Ann Mills-Griffiths is the current chair of the National League of POW/MIA Families board of directors and was asked about a potential trip to Bach Ma Mountain in 2022.

"They have a team in Vietnam as we speak doing investigations, and it's a joint team between U.S. and Vietnamese investigators," she said from their headquarters outside Washington, D.C. "We have worked on training Vietnamese personnel to be able to conduct unilateral recoveries, especially in sensitive areas where they much prefer there be no Americans running around. I know Bobby Marvin Jones is a high priority to our team."
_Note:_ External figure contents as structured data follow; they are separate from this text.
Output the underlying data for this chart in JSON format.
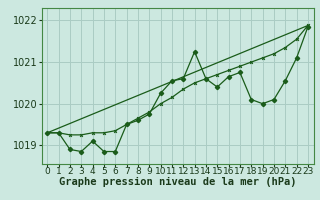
{
  "bg_color": "#cce8e0",
  "plot_bg": "#cce8e0",
  "grid_color": "#aaccc4",
  "line_color": "#1a5c1a",
  "marker_color": "#1a5c1a",
  "xlabel": "Graphe pression niveau de la mer (hPa)",
  "xlabel_fontsize": 7.5,
  "tick_fontsize": 6.5,
  "ytick_fontsize": 7,
  "xlim": [
    -0.5,
    23.5
  ],
  "ylim": [
    1018.55,
    1022.3
  ],
  "yticks": [
    1019,
    1020,
    1021,
    1022
  ],
  "xticks": [
    0,
    1,
    2,
    3,
    4,
    5,
    6,
    7,
    8,
    9,
    10,
    11,
    12,
    13,
    14,
    15,
    16,
    17,
    18,
    19,
    20,
    21,
    22,
    23
  ],
  "line1_x": [
    0,
    1,
    2,
    3,
    4,
    5,
    6,
    7,
    8,
    9,
    10,
    11,
    12,
    13,
    14,
    15,
    16,
    17,
    18,
    19,
    20,
    21,
    22,
    23
  ],
  "line1_y": [
    1019.3,
    1019.3,
    1018.9,
    1018.85,
    1019.1,
    1018.85,
    1018.85,
    1019.5,
    1019.6,
    1019.75,
    1020.25,
    1020.55,
    1020.6,
    1021.25,
    1020.6,
    1020.4,
    1020.65,
    1020.75,
    1020.1,
    1020.0,
    1020.1,
    1020.55,
    1021.1,
    1021.85
  ],
  "line2_x": [
    0,
    1,
    2,
    3,
    4,
    5,
    6,
    7,
    8,
    9,
    10,
    11,
    12,
    13,
    14,
    15,
    16,
    17,
    18,
    19,
    20,
    21,
    22,
    23
  ],
  "line2_y": [
    1019.3,
    1019.3,
    1019.25,
    1019.25,
    1019.3,
    1019.3,
    1019.35,
    1019.5,
    1019.65,
    1019.8,
    1020.0,
    1020.15,
    1020.35,
    1020.5,
    1020.6,
    1020.7,
    1020.8,
    1020.9,
    1021.0,
    1021.1,
    1021.2,
    1021.35,
    1021.55,
    1021.88
  ],
  "line3_x": [
    0,
    23
  ],
  "line3_y": [
    1019.3,
    1021.88
  ]
}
Jones is listed on the Vietnam Veterans Memorial wall in Washington, D.C. His commendations and medals include a Purple Heart, National Defense Service Medal, Vietnam Campaign Medal, Vietnam Service Medal, Air Force Presidential Unit Citation, Vietnam Gallantry Cross and Air Force Good Conduct Medal.

According to the military, the number of Americans missing and unaccounted for from the Vietnam War is 1,584.